For inhibitory neuron trajectory TSS analysis, we firstly grouped unique mapping reads by equally 10 bins of pseudo time. Then we merged first 3 bins (in pseudo time increasing order) as early stage of trajectory, 4th to 7th bins as medium stage and 8th to 10th bins as later stage. We used same peak calling strategy described before, the only difference is we used 3 groups of reads (early, medium and later) rather than 15 unsupervised clusters.
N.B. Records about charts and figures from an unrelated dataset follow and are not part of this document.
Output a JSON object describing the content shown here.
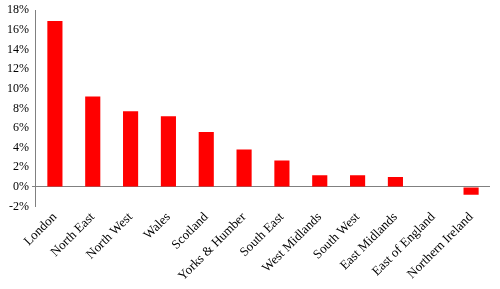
{
  "chart_data": {
    "type": "bar",
    "categories": [
      "London",
      "North East",
      "North West",
      "Wales",
      "Scotland",
      "Yorks & Humber",
      "South East",
      "West Midlands",
      "South West",
      "East Midlands",
      "East of England",
      "Northern Ireland"
    ],
    "values": [
      16.9,
      9.2,
      7.7,
      7.2,
      5.6,
      3.8,
      2.7,
      1.2,
      1.2,
      1.0,
      0,
      -0.8
    ],
    "color": "#ff0000",
    "ylim": [
      -2,
      18
    ],
    "yticks": [
      {
        "value": -2,
        "label": "-2%"
      },
      {
        "value": 0,
        "label": "0%"
      },
      {
        "value": 2,
        "label": "2%"
      },
      {
        "value": 4,
        "label": "4%"
      },
      {
        "value": 6,
        "label": "6%"
      },
      {
        "value": 8,
        "label": "8%"
      },
      {
        "value": 10,
        "label": "10%"
      },
      {
        "value": 12,
        "label": "12%"
      },
      {
        "value": 14,
        "label": "14%"
      },
      {
        "value": 16,
        "label": "16%"
      },
      {
        "value": 18,
        "label": "18%"
      }
    ],
    "grid": false
  }
}
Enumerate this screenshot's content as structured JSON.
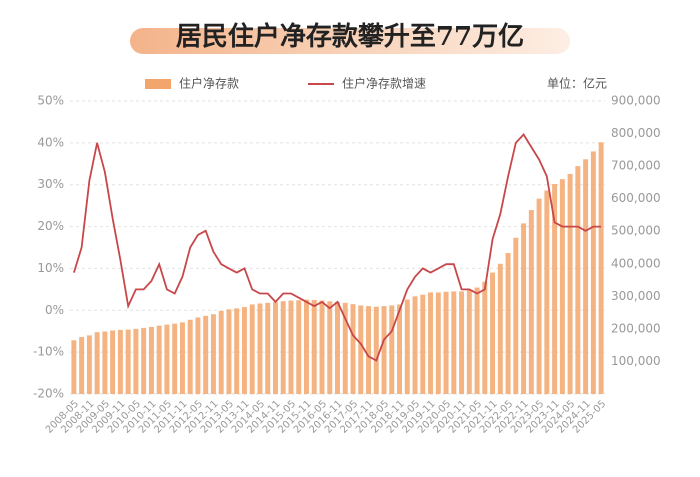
{
  "chart_data": {
    "type": "combo",
    "title": "居民住户净存款攀升至77万亿",
    "unit": "单位：亿元",
    "categories": [
      "2008-05",
      null,
      "2008-11",
      null,
      "2009-05",
      null,
      "2009-11",
      null,
      "2010-05",
      null,
      "2010-11",
      null,
      "2011-05",
      null,
      "2011-11",
      null,
      "2012-05",
      null,
      "2012-11",
      null,
      "2013-05",
      null,
      "2013-11",
      null,
      "2014-05",
      null,
      "2014-11",
      null,
      "2015-05",
      null,
      "2015-11",
      null,
      "2016-05",
      null,
      "2016-11",
      null,
      "2017-05",
      null,
      "2017-11",
      null,
      "2018-05",
      null,
      "2018-11",
      null,
      "2019-05",
      null,
      "2019-11",
      null,
      "2020-05",
      null,
      "2020-11",
      null,
      "2021-05",
      null,
      "2021-11",
      null,
      "2022-05",
      null,
      "2022-11",
      null,
      "2023-05",
      null,
      "2023-11",
      null,
      "2024-05",
      null,
      "2024-11",
      null,
      "2025-05"
    ],
    "series": [
      {
        "name": "住户净存款",
        "type": "bar",
        "axis": "y2",
        "color": "#f2a66b",
        "values": [
          165000,
          175000,
          180000,
          190000,
          192000,
          195000,
          197000,
          198000,
          200000,
          203000,
          206000,
          210000,
          213000,
          216000,
          220000,
          228000,
          235000,
          240000,
          245000,
          255000,
          260000,
          263000,
          267000,
          275000,
          278000,
          280000,
          282000,
          285000,
          287000,
          288000,
          290000,
          289000,
          287000,
          285000,
          283000,
          280000,
          276000,
          272000,
          270000,
          268000,
          270000,
          272000,
          275000,
          290000,
          300000,
          305000,
          312000,
          312000,
          314000,
          315000,
          315000,
          320000,
          327000,
          345000,
          373000,
          400000,
          433000,
          480000,
          524000,
          565000,
          600000,
          625000,
          645000,
          660000,
          676000,
          700000,
          721000,
          745000,
          773000
        ]
      },
      {
        "name": "住户净存款增速",
        "type": "line",
        "color": "#c8474a",
        "values": [
          9,
          15,
          31,
          40,
          33,
          22,
          12,
          1,
          5,
          5,
          7,
          11,
          5,
          4,
          8,
          15,
          18,
          19,
          14,
          11,
          10,
          9,
          10,
          5,
          4,
          4,
          2,
          4,
          4,
          3,
          2,
          1,
          2,
          0.5,
          2,
          -2,
          -6,
          -8,
          -11,
          -12,
          -7,
          -5,
          0,
          5,
          8,
          10,
          9,
          10,
          11,
          11,
          5,
          5,
          4,
          5,
          17,
          23,
          32,
          40,
          42,
          39,
          36,
          32,
          21,
          20,
          20,
          20,
          19,
          20,
          20
        ]
      }
    ],
    "ylim": [
      -20,
      50
    ],
    "yticks": [
      {
        "value": -20,
        "label": "-20%"
      },
      {
        "value": -10,
        "label": "-10%"
      },
      {
        "value": 0,
        "label": "0%"
      },
      {
        "value": 10,
        "label": "10%"
      },
      {
        "value": 20,
        "label": "20%"
      },
      {
        "value": 30,
        "label": "30%"
      },
      {
        "value": 40,
        "label": "40%"
      },
      {
        "value": 50,
        "label": "50%"
      }
    ],
    "y2lim": [
      0,
      900000
    ],
    "y2ticks": [
      {
        "value": 100000,
        "label": "100,000"
      },
      {
        "value": 200000,
        "label": "200,000"
      },
      {
        "value": 300000,
        "label": "300,000"
      },
      {
        "value": 400000,
        "label": "400,000"
      },
      {
        "value": 500000,
        "label": "500,000"
      },
      {
        "value": 600000,
        "label": "600,000"
      },
      {
        "value": 700000,
        "label": "700,000"
      },
      {
        "value": 800000,
        "label": "800,000"
      },
      {
        "value": 900000,
        "label": "900,000"
      }
    ],
    "grid": true
  }
}
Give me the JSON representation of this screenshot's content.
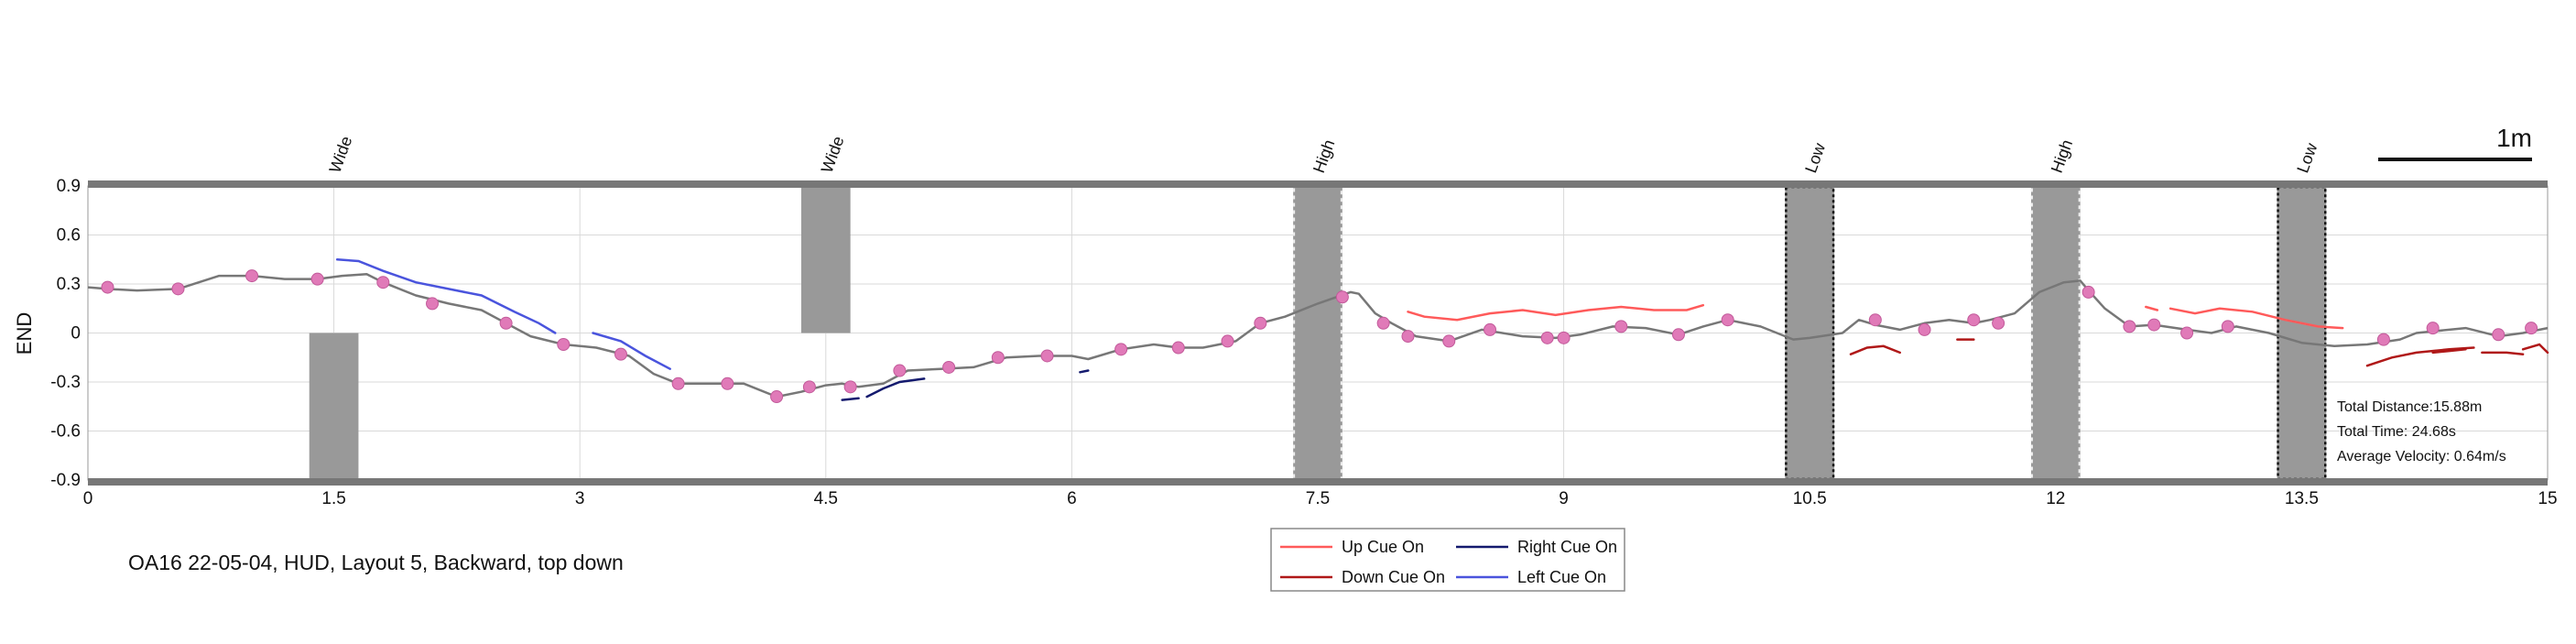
{
  "chart_data": {
    "type": "line",
    "caption": "OA16 22-05-04, HUD, Layout 5, Backward, top down",
    "ylabel": "END",
    "xlabel": "",
    "xlim": [
      0,
      15
    ],
    "ylim": [
      -0.9,
      0.9
    ],
    "xticks": [
      "0",
      "1.5",
      "3",
      "4.5",
      "6",
      "7.5",
      "9",
      "10.5",
      "12",
      "13.5",
      "15"
    ],
    "yticks": [
      "0.9",
      "0.6",
      "0.3",
      "0",
      "-0.3",
      "-0.6",
      "-0.9"
    ],
    "grid": true,
    "scale_bar_label": "1m",
    "stats": {
      "distance": "Total Distance:15.88m",
      "time": "Total Time: 24.68s",
      "velocity": "Average Velocity: 0.64m/s"
    },
    "obstacles": [
      {
        "label": "Wide",
        "x": [
          1.35,
          1.65
        ],
        "y": [
          -0.9,
          0.0
        ],
        "style": "solid"
      },
      {
        "label": "Wide",
        "x": [
          4.35,
          4.65
        ],
        "y": [
          0.0,
          0.9
        ],
        "style": "solid"
      },
      {
        "label": "High",
        "x": [
          7.35,
          7.65
        ],
        "y": [
          -0.9,
          0.9
        ],
        "style": "high"
      },
      {
        "label": "Low",
        "x": [
          10.35,
          10.65
        ],
        "y": [
          -0.9,
          0.9
        ],
        "style": "low"
      },
      {
        "label": "High",
        "x": [
          11.85,
          12.15
        ],
        "y": [
          -0.9,
          0.9
        ],
        "style": "high"
      },
      {
        "label": "Low",
        "x": [
          13.35,
          13.65
        ],
        "y": [
          -0.9,
          0.9
        ],
        "style": "low"
      }
    ],
    "path": {
      "x": [
        0,
        0.12,
        0.3,
        0.55,
        0.8,
        1.0,
        1.2,
        1.4,
        1.55,
        1.7,
        1.8,
        2.0,
        2.2,
        2.4,
        2.55,
        2.7,
        2.9,
        3.1,
        3.3,
        3.45,
        3.6,
        3.75,
        4.0,
        4.2,
        4.35,
        4.5,
        4.6,
        4.7,
        4.85,
        5.0,
        5.2,
        5.4,
        5.6,
        5.8,
        6.0,
        6.1,
        6.3,
        6.5,
        6.65,
        6.8,
        7.0,
        7.15,
        7.3,
        7.5,
        7.7,
        7.75,
        7.85,
        7.95,
        8.1,
        8.3,
        8.5,
        8.75,
        8.95,
        9.1,
        9.3,
        9.5,
        9.7,
        9.85,
        10.0,
        10.2,
        10.4,
        10.5,
        10.7,
        10.8,
        10.9,
        11.05,
        11.2,
        11.35,
        11.5,
        11.6,
        11.75,
        11.9,
        12.05,
        12.15,
        12.2,
        12.3,
        12.45,
        12.6,
        12.8,
        12.95,
        13.1,
        13.3,
        13.5,
        13.7,
        13.9,
        14.1,
        14.2,
        14.5,
        14.7,
        14.85,
        15.0
      ],
      "y": [
        0.28,
        0.27,
        0.26,
        0.27,
        0.35,
        0.35,
        0.33,
        0.33,
        0.35,
        0.36,
        0.31,
        0.23,
        0.18,
        0.14,
        0.06,
        -0.02,
        -0.07,
        -0.09,
        -0.14,
        -0.25,
        -0.31,
        -0.31,
        -0.31,
        -0.39,
        -0.36,
        -0.32,
        -0.31,
        -0.33,
        -0.31,
        -0.23,
        -0.22,
        -0.21,
        -0.15,
        -0.14,
        -0.14,
        -0.16,
        -0.1,
        -0.07,
        -0.09,
        -0.09,
        -0.05,
        0.06,
        0.1,
        0.18,
        0.25,
        0.24,
        0.12,
        0.06,
        -0.02,
        -0.05,
        0.02,
        -0.02,
        -0.03,
        -0.01,
        0.04,
        0.03,
        -0.01,
        0.04,
        0.08,
        0.04,
        -0.04,
        -0.03,
        0.0,
        0.08,
        0.05,
        0.02,
        0.06,
        0.08,
        0.06,
        0.08,
        0.12,
        0.25,
        0.31,
        0.32,
        0.26,
        0.15,
        0.04,
        0.05,
        0.02,
        0.0,
        0.04,
        0.0,
        -0.06,
        -0.08,
        -0.07,
        -0.04,
        0.0,
        0.03,
        -0.02,
        0.0,
        0.03
      ]
    },
    "markers": {
      "x": [
        0.12,
        0.55,
        1.0,
        1.4,
        1.8,
        2.1,
        2.55,
        2.9,
        3.25,
        3.6,
        3.9,
        4.2,
        4.4,
        4.65,
        4.95,
        5.25,
        5.55,
        5.85,
        6.3,
        6.65,
        6.95,
        7.15,
        7.65,
        7.9,
        8.05,
        8.3,
        8.55,
        8.9,
        9.0,
        9.35,
        9.7,
        10.0,
        10.9,
        11.2,
        11.5,
        11.65,
        12.2,
        12.45,
        12.6,
        12.8,
        13.05,
        14.0,
        14.3,
        14.7,
        14.9
      ],
      "y": [
        0.28,
        0.27,
        0.35,
        0.33,
        0.31,
        0.18,
        0.06,
        -0.07,
        -0.13,
        -0.31,
        -0.31,
        -0.39,
        -0.33,
        -0.33,
        -0.23,
        -0.21,
        -0.15,
        -0.14,
        -0.1,
        -0.09,
        -0.05,
        0.06,
        0.22,
        0.06,
        -0.02,
        -0.05,
        0.02,
        -0.03,
        -0.03,
        0.04,
        -0.01,
        0.08,
        0.08,
        0.02,
        0.08,
        0.06,
        0.25,
        0.04,
        0.05,
        0.0,
        0.04,
        -0.04,
        0.03,
        -0.01,
        0.03
      ]
    },
    "cues": [
      {
        "name": "Up Cue On",
        "color": "#ff5a5a",
        "segments": [
          {
            "x": [
              8.05,
              8.15,
              8.35,
              8.55,
              8.75,
              8.95,
              9.15,
              9.35,
              9.55,
              9.75,
              9.85
            ],
            "y": [
              0.13,
              0.1,
              0.08,
              0.12,
              0.14,
              0.11,
              0.14,
              0.16,
              0.14,
              0.14,
              0.17
            ]
          },
          {
            "x": [
              12.55,
              12.62
            ],
            "y": [
              0.16,
              0.14
            ]
          },
          {
            "x": [
              12.7,
              12.85,
              13.0,
              13.2,
              13.4,
              13.6,
              13.75
            ],
            "y": [
              0.15,
              0.12,
              0.15,
              0.13,
              0.08,
              0.04,
              0.03
            ]
          }
        ]
      },
      {
        "name": "Down Cue On",
        "color": "#b01818",
        "segments": [
          {
            "x": [
              10.75,
              10.85,
              10.95,
              11.05
            ],
            "y": [
              -0.13,
              -0.09,
              -0.08,
              -0.12
            ]
          },
          {
            "x": [
              11.4,
              11.5
            ],
            "y": [
              -0.04,
              -0.04
            ]
          },
          {
            "x": [
              13.9,
              14.05,
              14.2,
              14.4,
              14.55
            ],
            "y": [
              -0.2,
              -0.15,
              -0.12,
              -0.1,
              -0.09
            ]
          },
          {
            "x": [
              14.3,
              14.4,
              14.5
            ],
            "y": [
              -0.12,
              -0.11,
              -0.1
            ]
          },
          {
            "x": [
              14.6,
              14.75,
              14.85
            ],
            "y": [
              -0.12,
              -0.12,
              -0.13
            ]
          },
          {
            "x": [
              14.85,
              14.95,
              15.0
            ],
            "y": [
              -0.1,
              -0.07,
              -0.12
            ]
          }
        ]
      },
      {
        "name": "Right Cue On",
        "color": "#141a6e",
        "segments": [
          {
            "x": [
              4.6,
              4.7
            ],
            "y": [
              -0.41,
              -0.4
            ]
          },
          {
            "x": [
              4.75,
              4.85,
              4.95,
              5.1
            ],
            "y": [
              -0.39,
              -0.34,
              -0.3,
              -0.28
            ]
          },
          {
            "x": [
              6.05,
              6.1
            ],
            "y": [
              -0.24,
              -0.23
            ]
          }
        ]
      },
      {
        "name": "Left Cue On",
        "color": "#4a54dd",
        "segments": [
          {
            "x": [
              1.52,
              1.65,
              1.8,
              2.0,
              2.2,
              2.4,
              2.6,
              2.75,
              2.85
            ],
            "y": [
              0.45,
              0.44,
              0.38,
              0.31,
              0.27,
              0.23,
              0.13,
              0.06,
              0.0
            ]
          },
          {
            "x": [
              3.08,
              3.25,
              3.4,
              3.55
            ],
            "y": [
              0.0,
              -0.05,
              -0.14,
              -0.22
            ]
          }
        ]
      }
    ]
  }
}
To control for differences in overall gene expression, we computed the relative usage for each TSS by its reads proportion of all TSS reads in corresponding gene. This usage proportion would be converted to an integer by multiple scale factor 100 and then ceiling to nearest integer. Within a cluster, we treated a gene’s TSS reads count value as missing value if the sum of its TSSs’ reads is smaller than 0.5 quantile or great than 0.99 quantile over the cluster’s gene TSSs reads count distribution. We compared the relative usage for the set of TSSs in a given gene between each pair of samples using Fisher’s exact test implemented using the R function fisher.test. the test was performed on the 2 (samples used for comparison) by n (TSSs within one gene) table. We then took the minimum Benjamini-Hochberg corrected P value across all comparisons (for the multiple comparisons per gene), reported as the P value for differential usage across the samples within a gene. Within one TSS, the variance between 2 samples who used top 2 most proportion of that TSS was reported as the variance of the TSS.